Né le 7 mai 1901 à La Bastide-du-Salat (Ariège) ; mort fusillé le 27 juin 1944 à Castelmaurou (Haute-Garonne) ; fonctionnaire de la police ; résistant de Haute-Garonne.

Jean Pagès était originaire de La Bastide-du-Salat (Ariège), un village du Couserans. À sa naissance, ses parents étaient domiciliés dans le département d’Oran (Algérie). Son père, François Pages, gendarme à cheval, avait vingt-huit ans et sa mère Angéline Bouin, couturière, avait vingt-trois ans. Ils étaient toujours vivants en 1944. Il épousa Claire Deruelle, âgée de quarante-sept ans en 1947. Le couple eut un fils.
Avant 1939, il était d’après le témoignage de sa femme "chef" dans la Garde républicaine mobile.
En 1944, Jean Pagès était policier à Toulouse (Haute-Garonne) aux Renseignements généraux (sa femme indiqua "police judiciaire" dans une déposition après la Libération). Il résidait à Saint-Julien (Haute-Garonne), mais disposait d’un logement à Toulouse.
Il participa à la Résistance dans le cadre de Armée secrète (AS), au moins à partir de février 1943. Il avait été chargé des parachutages, et, à partir de juin 1943, il était responsable de trois groupes de AS à Saint-Julien-sur-Garonne (Haute-Garonne) et à Rieux-Volvestre (Haute-Garonne), deux communes du Volvestre, au sud-ouest de Toulouse. Il fut chargé de missions de renseignements qui attirèrent l’attention de la Sipo-SD. Dès février 1943, il rassembla de la documentation sur les travaux effectués par les forces armées allemandes sur l’aéroport militaire de Francazal, près de Toulouse et sur le dépôt de munitions qu’elles avaient installé à la poudrerie de Fauga. Il fut arrêté le 16 février 1944 par la police allemande à Toulouse, place Dupuy où il logeait. Il fut transféré à la prison Saint-Michel, principal lieu de détention de la ville rose où il fut torturé et dont il fut extrait avec d’autres détenus par la Sipo-SD de Toulouse. Il fut conduit avec eux au bois de la Reulle à la limite entre les communes de Castelmaurou et de Gragnague. Après avoir creusé la fosse où ils furent ensevelis, quinze des seize prisonniers furent exécutés par un peloton du 2e bataillon de réserve de la division SS Das Reich, l’un d’entre eux Jaume Soldevilla, ayant pu fausser compagnie à ses bourreaux.

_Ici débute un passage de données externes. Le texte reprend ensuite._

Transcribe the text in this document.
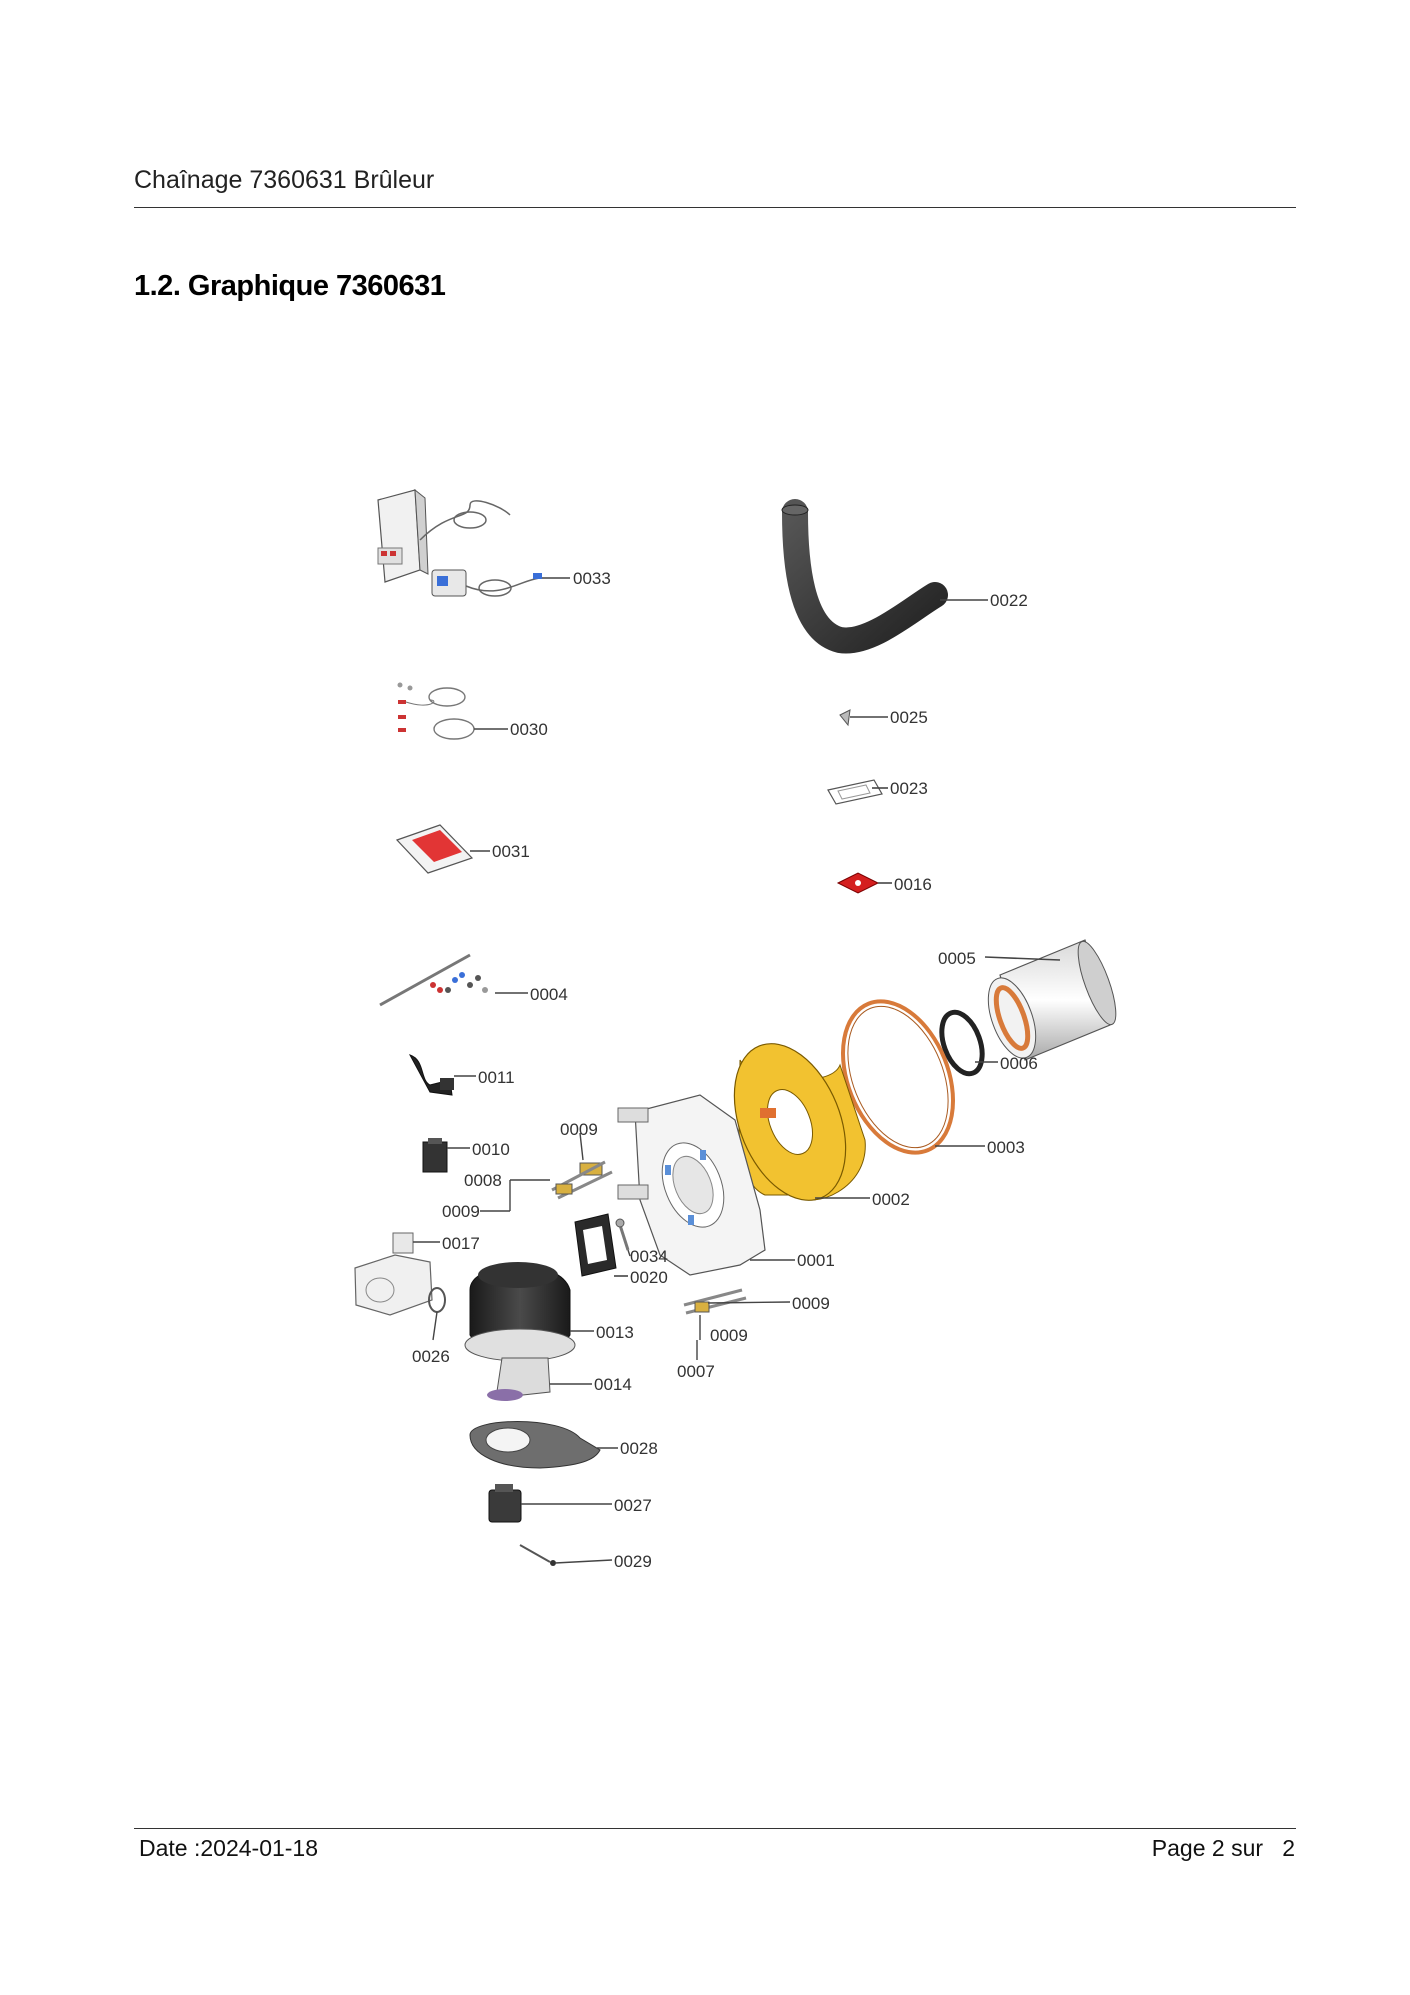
Chaînage 7360631 Brûleur
1.2. Graphique 7360631
0033
0022
0030
0025
0023
0031
0016
0005
0006
0003
0004
0011
0002
0001
0010
0009
0008
0009
0017
0026
0020
0034
0013
0014
0029
0028
0027
0009
0009
0007
Date :2024-01-18	Page 2 sur   2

Jean Pagès, 43 ans en 1944, fit donc partie des quinze fusillés de Castelmaurou avec Claude Charvet, Noël Pruneta, Charley De Hepcée, Marcel Mercié, 32 ans ; Roger Toubiana, Roger Cazenave, 29 ans ; Jean-Louis Belvezet, 28 ans ; Jean-Marie Ducasse, 42 ans ; Raoul Sarda, 43 ans ; Joseph Guillaut, Pierre Cartelet, Marcel Joyeux.
Son corps fut découvert dans le charnier de Castelmaurou le 27 septembre 1944 et reconnu par sa femme le 8 octobre. Il fut inhumé à Montesquieu-Volvestre (Haute-Garonne).
Il reçut la mention "mort pour la France" en 1948 après que sa femme eut effectué les démarches afin d’obtenir une pension et que son fils fût déclaré pupille de la nation. Il fut homologué adjudant des FFI.
Voir : Lieu d’exécution : Castelmaurou (Haute-Garonne), fusillés sommaires du Bois de La Reulle (ou Reule)
Sources

SOURCES : AVCC, Caen, 21 P 125051. — SHD, Vincennes, 16 P 454322. — Arch. com. La Bastide-du-Salat, état civil, acte de naissance de Jean Pagès. — Le Petit Journal édition du Toulousain, 8 août 2014. — Cd-Rom AERI, Haute-Garonne, Michel Goubet, fiche communiquée par Georges Portalès. — Courrier postal de Jean-Daniel Gaudais (Lannemezan), 13 avril 2017 et courriel, 30 avril 2017. —Sites internet.